Beginning in October 2003, the Mississippi Industrial Heritage Museum began holding the Soulé Live Steam Festival, which showcases the history of steam engines, for which the company is most widely known. The festival has grown every year since and is the only steam show in the United States held at an actual steam engine factory.

The 2008 festival attracted nearly 2,000 people from 10 states to downtown Meridian. A Watts-Campbell Corliss steam engine, built in 1905, had been offered to the Smithsonian Institution in Washington, D.C., but they already had one, so it was given to the Mississippi Industrial Heritage Museum and installed during that year. The museum also owns the last steam engine ever built by the company.
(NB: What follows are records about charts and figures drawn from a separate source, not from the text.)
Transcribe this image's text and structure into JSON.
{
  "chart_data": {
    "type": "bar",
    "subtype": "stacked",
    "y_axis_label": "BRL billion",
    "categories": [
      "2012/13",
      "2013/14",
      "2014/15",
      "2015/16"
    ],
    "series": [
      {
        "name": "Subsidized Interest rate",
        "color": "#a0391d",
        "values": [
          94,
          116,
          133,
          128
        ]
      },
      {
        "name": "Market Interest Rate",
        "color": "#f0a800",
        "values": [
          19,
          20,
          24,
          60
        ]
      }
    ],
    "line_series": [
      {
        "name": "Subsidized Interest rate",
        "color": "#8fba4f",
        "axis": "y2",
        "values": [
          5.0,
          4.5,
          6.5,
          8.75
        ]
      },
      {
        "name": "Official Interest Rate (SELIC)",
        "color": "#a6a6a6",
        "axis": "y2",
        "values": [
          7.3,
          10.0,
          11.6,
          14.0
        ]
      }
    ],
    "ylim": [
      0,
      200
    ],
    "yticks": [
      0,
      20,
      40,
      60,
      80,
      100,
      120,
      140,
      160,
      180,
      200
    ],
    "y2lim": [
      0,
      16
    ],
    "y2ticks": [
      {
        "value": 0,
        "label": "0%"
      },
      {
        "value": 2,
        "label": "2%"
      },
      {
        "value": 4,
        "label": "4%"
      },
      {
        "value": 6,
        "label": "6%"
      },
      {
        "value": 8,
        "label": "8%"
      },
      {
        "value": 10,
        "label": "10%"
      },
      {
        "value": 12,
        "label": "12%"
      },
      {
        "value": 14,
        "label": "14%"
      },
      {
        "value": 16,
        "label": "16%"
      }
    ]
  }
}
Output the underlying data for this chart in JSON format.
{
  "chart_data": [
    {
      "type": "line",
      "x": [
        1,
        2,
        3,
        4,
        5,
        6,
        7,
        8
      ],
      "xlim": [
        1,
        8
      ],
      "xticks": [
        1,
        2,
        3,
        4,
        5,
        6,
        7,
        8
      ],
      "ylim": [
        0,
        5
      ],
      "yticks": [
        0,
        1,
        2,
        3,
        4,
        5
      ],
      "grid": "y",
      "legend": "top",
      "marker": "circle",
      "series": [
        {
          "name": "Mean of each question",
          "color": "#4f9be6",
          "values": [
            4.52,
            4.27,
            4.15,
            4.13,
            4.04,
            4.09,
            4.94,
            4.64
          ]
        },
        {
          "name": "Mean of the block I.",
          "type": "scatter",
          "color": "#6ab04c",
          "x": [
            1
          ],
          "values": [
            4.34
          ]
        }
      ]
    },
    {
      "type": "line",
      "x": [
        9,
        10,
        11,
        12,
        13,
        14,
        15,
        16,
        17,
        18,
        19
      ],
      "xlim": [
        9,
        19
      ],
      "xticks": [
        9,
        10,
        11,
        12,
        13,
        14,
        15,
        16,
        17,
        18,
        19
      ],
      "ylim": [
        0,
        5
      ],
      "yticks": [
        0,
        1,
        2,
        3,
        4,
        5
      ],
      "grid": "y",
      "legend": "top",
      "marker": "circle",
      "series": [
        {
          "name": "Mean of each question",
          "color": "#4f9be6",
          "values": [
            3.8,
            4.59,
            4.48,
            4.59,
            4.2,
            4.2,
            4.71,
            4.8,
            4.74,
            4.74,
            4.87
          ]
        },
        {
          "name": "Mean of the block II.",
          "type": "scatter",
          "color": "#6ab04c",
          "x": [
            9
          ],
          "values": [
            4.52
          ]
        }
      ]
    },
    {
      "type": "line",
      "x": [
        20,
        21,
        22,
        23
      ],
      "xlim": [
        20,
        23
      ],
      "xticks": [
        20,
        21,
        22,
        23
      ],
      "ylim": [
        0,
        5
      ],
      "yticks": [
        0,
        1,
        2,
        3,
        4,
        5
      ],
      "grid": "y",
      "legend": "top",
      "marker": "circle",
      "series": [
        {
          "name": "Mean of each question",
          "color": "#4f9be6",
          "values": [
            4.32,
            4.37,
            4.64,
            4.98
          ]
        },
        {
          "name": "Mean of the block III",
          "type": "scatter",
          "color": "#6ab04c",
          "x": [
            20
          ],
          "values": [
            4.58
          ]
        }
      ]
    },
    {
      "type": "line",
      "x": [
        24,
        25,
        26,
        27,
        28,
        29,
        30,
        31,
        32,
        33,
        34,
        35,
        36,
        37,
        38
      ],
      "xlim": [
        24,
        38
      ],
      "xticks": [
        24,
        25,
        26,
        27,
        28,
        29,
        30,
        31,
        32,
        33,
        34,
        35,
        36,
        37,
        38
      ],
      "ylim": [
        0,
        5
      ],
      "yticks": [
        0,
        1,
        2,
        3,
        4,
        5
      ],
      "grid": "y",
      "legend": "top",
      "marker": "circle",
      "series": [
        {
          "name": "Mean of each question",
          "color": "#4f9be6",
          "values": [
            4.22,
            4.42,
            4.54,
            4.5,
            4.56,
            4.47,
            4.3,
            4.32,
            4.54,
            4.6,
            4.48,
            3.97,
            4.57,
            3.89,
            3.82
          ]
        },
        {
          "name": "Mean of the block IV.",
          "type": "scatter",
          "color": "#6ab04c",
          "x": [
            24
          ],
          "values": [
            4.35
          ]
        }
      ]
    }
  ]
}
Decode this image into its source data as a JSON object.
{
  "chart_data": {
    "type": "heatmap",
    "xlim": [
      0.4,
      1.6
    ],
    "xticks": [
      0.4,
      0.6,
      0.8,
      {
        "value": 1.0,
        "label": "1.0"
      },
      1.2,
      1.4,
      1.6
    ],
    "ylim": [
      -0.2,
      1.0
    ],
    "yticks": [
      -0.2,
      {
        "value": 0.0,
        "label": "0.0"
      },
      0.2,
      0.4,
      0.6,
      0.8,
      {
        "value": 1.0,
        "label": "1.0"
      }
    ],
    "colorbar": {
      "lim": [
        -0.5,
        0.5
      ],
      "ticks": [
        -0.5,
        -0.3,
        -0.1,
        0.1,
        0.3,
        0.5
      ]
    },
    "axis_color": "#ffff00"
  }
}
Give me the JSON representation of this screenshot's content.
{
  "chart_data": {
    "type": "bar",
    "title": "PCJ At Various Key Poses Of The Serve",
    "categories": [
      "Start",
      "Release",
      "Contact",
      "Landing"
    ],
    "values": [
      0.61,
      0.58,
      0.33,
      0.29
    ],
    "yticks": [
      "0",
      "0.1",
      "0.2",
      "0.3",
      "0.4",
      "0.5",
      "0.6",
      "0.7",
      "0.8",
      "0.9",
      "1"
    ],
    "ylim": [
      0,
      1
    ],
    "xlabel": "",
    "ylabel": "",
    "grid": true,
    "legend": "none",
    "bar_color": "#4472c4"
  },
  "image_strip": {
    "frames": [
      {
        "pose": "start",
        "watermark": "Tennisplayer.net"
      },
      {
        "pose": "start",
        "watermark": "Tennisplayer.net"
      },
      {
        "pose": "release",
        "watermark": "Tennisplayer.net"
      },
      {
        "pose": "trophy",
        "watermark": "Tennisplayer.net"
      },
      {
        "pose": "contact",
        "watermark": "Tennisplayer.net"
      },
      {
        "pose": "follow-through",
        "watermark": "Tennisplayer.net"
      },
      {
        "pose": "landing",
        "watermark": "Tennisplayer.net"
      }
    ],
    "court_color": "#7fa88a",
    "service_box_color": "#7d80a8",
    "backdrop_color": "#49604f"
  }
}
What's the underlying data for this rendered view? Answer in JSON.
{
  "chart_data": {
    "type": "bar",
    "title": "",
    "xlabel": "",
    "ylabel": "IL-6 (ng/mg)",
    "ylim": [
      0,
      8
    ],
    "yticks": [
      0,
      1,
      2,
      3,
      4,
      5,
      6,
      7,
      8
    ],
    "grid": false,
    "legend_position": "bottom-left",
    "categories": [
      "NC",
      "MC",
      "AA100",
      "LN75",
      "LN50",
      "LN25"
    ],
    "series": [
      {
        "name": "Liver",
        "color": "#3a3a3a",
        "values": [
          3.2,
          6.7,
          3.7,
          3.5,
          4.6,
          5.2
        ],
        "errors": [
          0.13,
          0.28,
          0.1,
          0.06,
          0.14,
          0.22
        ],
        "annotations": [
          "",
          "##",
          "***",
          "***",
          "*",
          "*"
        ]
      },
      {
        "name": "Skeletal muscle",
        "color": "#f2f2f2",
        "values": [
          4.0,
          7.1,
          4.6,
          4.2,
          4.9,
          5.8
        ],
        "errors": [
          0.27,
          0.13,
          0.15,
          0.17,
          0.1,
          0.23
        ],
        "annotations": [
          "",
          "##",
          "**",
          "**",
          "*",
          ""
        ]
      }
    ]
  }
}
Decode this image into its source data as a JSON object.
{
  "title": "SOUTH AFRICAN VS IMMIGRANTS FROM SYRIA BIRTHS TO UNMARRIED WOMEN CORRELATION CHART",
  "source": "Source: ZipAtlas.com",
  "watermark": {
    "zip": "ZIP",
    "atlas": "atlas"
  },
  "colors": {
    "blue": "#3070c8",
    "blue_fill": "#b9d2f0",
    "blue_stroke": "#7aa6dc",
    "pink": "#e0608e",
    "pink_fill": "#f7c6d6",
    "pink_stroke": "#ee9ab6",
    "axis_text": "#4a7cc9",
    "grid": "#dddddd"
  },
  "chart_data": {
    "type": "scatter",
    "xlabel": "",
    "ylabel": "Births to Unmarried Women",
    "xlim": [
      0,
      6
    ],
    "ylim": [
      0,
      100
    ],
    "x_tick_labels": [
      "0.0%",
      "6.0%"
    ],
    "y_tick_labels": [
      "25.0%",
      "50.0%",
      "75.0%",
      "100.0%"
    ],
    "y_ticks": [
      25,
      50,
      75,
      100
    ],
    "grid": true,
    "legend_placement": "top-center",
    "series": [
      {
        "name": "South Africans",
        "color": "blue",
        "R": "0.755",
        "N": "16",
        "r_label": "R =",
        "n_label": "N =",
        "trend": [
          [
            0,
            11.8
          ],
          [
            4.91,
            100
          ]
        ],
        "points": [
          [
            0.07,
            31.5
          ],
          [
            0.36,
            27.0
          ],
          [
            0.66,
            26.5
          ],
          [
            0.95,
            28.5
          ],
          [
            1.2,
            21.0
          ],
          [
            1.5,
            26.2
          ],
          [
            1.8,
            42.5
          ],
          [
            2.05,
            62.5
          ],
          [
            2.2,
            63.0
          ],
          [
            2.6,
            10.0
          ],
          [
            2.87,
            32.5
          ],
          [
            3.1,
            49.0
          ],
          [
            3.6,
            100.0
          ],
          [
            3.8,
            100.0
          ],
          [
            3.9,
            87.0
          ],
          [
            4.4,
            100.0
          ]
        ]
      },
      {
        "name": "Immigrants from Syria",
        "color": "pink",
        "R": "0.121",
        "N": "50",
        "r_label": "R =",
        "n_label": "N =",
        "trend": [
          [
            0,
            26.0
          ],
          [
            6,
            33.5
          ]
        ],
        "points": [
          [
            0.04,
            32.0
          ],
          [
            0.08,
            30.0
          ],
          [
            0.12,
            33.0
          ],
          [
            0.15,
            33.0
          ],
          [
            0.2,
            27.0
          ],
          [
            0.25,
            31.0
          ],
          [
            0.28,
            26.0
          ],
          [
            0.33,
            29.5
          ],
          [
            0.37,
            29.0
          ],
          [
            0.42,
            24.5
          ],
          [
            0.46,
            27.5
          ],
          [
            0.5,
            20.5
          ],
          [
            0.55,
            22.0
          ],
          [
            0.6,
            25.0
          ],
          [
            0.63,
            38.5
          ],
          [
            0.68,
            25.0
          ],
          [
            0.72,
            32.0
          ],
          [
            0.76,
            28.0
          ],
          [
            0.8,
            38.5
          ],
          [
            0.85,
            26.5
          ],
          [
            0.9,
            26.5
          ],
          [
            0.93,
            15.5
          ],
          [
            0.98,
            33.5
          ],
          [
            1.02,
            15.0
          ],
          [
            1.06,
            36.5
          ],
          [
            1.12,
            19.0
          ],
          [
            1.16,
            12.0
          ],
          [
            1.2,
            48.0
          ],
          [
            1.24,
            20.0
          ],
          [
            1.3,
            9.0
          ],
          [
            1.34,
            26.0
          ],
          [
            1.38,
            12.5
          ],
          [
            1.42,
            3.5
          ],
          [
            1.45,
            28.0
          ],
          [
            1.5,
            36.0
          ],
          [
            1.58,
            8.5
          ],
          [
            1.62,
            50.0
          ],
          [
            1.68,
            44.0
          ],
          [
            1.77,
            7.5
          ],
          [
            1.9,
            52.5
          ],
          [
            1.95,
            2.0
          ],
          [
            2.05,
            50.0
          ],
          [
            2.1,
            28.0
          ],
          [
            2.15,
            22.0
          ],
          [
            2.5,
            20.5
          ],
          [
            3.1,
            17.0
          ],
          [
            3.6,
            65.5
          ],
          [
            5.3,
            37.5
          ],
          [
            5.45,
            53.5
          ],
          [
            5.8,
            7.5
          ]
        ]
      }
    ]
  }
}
The seventh annual festival in 2009 attracted several thousand visitors from 15 states and one foreign country. The event was also expanded to two days. During the event, the Watts-Campbell Corliss engine acquired in 2008 was demonstrated as well as an 1870 Manchester engine. Other steam engines were also brought in by the public and put on display. A portable sawmill was demonstrated as well.

Other demonstrations that regularly appear at the festival include blacksmith, broom-making, and pottery wheel demonstrations, as well as the operation of an antique print shop. Most of the displays at the festival have working examples that blow whistles, emit steam, and cut logs. Alabama Art Casting has held annual molten iron pours at Soule until recent years.